Dordee; That was a pretty description of the polk dye. A raven wing!
A mordant is used to fix natural dyes. Depending on what the dye is made from, one might use vinegar, salt, alum or tannin. Alum is generally the most common. Vinegar and salt change the ph of the liquid but aren't really true mordants.
I'm guessing since the polk juice used as ink faded, that there wasn't anything mixed with it, as this is characteristic of something not fixed with a mordant. Even fixed natural dyes are not completely colorfast and will fade over time.
!0% alum to weight of fiber and 5% tartaric acid per weight (cream of tartar) This is simmered in a pot of water deep enough to cover the fabric or yarn (wool)
Simmer for about an hour. The fibers can then be dyed or dried for dyeing at a later date.
Cream of tartar is some type of magical stuff. I know of a lot of good uses for it: to make the best of biscuits, two to make homemade play doe at bible school every summer not sticky and now this!!!! I did not know this.
Just curious: Okay also impressed too that well--- How did you know this?
Do you grow your own sheep? Cut your own wool? Spin your own wool?
I dye fabric.
I've not used the natural dyes, as what I do, the synthetics are better suited, but still know the basics.
I'm not a needlecrafter, but have friends who are. I've got some natural yarn being delivered today in fact. I'll dye it with acid dyes which are well-suited for protein fibers. The image is some silk and wool scarves that I dyed recently for gifts.
I like the one on the far left. The colors reminds me of my mother's peacocks.
I tried dying, when I was a teenager, I was wore out and the place looked like a tornado hit the house, I had yarn every where strung up.

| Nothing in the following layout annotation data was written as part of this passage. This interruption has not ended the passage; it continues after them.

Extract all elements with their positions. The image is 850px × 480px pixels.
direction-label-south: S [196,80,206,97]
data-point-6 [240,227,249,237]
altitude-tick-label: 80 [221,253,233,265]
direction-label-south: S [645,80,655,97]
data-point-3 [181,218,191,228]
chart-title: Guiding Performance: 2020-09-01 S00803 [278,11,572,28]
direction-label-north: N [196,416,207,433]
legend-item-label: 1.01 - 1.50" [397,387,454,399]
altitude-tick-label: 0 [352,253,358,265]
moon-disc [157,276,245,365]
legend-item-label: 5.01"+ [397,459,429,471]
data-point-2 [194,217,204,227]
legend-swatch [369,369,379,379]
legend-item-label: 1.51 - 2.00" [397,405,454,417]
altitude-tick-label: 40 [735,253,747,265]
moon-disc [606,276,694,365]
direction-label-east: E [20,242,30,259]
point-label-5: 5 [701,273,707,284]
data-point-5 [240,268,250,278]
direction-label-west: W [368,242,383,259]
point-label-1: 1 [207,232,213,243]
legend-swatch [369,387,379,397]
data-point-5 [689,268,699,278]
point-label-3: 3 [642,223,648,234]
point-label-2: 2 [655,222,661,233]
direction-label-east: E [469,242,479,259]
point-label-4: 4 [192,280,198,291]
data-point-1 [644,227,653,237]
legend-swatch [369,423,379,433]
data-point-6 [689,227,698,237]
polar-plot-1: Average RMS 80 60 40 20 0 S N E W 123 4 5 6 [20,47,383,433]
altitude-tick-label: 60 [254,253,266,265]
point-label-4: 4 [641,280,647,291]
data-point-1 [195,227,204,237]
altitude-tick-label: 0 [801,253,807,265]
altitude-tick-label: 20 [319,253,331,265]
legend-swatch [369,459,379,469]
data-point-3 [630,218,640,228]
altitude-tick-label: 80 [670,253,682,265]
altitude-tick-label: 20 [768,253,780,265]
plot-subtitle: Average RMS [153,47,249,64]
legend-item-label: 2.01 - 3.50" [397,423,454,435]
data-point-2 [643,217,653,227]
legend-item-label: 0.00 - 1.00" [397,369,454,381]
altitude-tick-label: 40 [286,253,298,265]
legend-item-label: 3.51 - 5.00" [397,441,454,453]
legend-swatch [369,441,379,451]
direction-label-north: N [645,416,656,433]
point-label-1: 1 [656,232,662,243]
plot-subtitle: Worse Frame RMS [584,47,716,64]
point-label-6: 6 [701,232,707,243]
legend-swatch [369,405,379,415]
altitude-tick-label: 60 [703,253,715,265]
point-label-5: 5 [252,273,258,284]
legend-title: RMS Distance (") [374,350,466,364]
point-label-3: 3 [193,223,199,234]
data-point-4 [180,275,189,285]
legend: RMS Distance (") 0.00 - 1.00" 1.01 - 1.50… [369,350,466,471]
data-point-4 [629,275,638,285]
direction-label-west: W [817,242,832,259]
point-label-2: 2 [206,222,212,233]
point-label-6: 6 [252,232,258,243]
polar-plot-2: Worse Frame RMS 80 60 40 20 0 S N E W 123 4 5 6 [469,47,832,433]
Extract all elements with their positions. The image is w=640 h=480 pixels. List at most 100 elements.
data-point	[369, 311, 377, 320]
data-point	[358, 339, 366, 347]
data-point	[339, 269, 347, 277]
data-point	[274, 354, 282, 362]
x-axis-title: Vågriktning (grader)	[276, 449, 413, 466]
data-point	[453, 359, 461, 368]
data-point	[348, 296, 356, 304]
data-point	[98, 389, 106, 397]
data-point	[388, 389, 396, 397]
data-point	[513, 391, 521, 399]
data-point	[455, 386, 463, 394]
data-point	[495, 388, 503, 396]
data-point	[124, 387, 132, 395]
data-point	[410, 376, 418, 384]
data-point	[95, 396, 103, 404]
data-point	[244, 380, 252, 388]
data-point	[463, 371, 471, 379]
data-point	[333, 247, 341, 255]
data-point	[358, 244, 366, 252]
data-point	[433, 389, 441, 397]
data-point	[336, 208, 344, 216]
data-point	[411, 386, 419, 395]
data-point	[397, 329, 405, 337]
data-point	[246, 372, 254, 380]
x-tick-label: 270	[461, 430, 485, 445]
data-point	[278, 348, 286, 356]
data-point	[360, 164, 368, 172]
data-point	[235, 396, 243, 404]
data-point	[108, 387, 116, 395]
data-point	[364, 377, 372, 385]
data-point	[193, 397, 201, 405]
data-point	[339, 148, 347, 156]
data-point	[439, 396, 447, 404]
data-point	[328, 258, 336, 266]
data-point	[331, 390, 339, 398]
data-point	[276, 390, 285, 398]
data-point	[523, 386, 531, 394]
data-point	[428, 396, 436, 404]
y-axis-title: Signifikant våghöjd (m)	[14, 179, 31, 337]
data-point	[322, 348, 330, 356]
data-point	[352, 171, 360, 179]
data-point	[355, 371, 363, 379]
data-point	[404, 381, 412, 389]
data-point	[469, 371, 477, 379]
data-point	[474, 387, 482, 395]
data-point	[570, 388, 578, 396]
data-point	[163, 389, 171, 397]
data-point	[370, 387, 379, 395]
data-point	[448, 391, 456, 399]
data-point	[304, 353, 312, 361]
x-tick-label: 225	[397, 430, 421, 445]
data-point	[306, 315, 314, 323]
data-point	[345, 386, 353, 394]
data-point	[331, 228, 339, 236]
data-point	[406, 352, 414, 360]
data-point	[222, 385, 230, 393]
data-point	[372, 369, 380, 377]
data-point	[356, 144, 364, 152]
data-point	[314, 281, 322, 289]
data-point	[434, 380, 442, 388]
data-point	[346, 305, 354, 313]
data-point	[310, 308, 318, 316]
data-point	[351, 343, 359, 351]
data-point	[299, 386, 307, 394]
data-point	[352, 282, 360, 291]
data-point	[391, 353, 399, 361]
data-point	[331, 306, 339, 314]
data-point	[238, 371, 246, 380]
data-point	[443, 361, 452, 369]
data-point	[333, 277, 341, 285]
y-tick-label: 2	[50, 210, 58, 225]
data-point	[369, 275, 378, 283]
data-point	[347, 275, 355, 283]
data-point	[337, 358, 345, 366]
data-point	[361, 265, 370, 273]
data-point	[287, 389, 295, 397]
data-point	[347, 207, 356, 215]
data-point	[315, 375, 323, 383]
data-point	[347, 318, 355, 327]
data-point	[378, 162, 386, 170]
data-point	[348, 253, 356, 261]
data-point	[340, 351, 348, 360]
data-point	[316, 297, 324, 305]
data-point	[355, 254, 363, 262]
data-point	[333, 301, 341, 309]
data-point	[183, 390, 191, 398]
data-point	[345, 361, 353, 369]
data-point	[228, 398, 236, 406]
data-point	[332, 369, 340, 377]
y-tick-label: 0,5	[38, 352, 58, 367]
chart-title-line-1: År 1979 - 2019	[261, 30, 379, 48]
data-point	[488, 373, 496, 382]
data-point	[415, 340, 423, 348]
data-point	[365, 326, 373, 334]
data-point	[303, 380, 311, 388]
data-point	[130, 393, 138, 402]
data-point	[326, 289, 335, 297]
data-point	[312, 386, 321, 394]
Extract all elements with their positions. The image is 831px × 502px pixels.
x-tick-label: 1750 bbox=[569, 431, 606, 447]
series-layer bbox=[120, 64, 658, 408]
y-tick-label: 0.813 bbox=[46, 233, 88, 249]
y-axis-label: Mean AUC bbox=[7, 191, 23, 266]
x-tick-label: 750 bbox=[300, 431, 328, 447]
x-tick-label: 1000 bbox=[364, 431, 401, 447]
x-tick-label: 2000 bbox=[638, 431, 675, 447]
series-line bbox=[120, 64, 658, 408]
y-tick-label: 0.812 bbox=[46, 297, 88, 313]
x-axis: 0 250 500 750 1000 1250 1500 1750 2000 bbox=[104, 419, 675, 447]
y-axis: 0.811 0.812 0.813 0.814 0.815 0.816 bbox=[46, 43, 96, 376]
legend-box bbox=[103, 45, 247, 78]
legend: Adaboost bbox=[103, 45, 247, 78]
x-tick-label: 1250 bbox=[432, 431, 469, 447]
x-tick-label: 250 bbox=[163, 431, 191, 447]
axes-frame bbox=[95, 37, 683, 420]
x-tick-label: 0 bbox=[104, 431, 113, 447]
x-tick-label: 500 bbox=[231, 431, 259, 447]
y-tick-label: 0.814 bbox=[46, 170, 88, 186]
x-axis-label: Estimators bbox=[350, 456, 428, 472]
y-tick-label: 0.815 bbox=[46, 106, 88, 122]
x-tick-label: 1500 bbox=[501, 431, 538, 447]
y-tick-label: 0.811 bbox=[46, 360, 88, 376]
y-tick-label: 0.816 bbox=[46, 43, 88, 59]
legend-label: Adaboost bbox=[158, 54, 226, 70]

I did not give up though, I went down to the Smoky mountians to Gatlinburg when I was very young, on my honey moon. On the streets they had all these crafts people. One was doing tie dye. I thought, oh that would be something I would want to do. By the time she got done explaining - my eyes were cross, my brain was spinning, and I was weak in the knees. I had no idea it was that complicated.
So I just purchased a skirt from her. I still have it.
You have my respect - when it comes to this craft.